Cobalt prices rose sharply this year after the Democratic Republic of the Congo introduced export quotas, and lithium ticked up, too. But battery prices didn’t rise. The industry absorbed these shocks through greater LFP adoption, long-term contracts and broader hedging strategies.

This is a markedly different picture from just a few years ago, when higher reliance on nickel manganese cobalt (NMC) cathodes meant a spike in metal prices led directly to batteries bucking their long-term downward trend.

It’s probably too early to celebrate — if elevated metal prices persist, the effect will eventually show up in battery figures — but even this level of resilience to underlying material price changes shows how far the battery industry has come.

The diversification trend is set to continue in the years ahead as sodium-ion battery production capacity is starting to come online, and other new cathode and anode chemistries are approaching commercialization.

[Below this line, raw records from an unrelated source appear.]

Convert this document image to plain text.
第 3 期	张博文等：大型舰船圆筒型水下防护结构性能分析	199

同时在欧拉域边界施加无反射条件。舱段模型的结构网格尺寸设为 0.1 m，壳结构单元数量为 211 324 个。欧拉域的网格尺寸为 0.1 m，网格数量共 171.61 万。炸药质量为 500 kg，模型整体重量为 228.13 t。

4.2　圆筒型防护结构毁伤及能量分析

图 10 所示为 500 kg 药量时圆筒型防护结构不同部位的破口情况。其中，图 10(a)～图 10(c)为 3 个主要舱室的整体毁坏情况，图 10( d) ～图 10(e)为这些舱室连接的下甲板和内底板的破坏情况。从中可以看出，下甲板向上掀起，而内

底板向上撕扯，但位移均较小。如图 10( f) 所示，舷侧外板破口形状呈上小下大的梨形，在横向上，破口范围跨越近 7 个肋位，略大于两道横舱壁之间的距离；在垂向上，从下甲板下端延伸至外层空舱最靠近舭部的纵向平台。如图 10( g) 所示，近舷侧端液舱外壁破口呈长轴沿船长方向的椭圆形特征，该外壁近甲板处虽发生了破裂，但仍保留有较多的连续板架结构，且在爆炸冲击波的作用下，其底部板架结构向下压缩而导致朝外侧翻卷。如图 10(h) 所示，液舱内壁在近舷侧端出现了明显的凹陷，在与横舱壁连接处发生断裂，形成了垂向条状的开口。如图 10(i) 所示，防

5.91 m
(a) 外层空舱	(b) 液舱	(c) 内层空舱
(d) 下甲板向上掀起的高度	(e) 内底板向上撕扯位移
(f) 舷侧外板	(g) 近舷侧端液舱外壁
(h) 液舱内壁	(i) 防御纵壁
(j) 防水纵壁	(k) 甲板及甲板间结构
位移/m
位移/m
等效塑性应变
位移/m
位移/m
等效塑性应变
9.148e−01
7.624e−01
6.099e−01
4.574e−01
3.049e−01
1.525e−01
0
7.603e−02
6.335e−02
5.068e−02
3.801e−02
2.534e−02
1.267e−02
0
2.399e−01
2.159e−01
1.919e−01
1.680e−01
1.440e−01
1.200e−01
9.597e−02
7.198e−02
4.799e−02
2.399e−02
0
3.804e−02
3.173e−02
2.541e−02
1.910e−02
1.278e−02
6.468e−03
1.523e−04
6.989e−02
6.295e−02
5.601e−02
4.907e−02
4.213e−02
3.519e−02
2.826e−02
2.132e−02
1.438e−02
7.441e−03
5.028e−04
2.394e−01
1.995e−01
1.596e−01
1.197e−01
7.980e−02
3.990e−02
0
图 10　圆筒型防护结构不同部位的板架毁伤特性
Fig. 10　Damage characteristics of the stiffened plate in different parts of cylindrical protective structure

Stationary storage costs are plummeting

The average pack price for stationary storage systems dropped to $70/kWh, 45% lower than in 2024. This is the sharpest drop across all segments and makes stationary storage the lowest-priced segment for the first time.

This was largely driven by intense competition in China, where there’s immense overcapacity for battery cells specifically aimed at stationary storage applications. China’s production for stationary storage cells in 2025 is estimated at 557 GWh, over double global installations in the sector.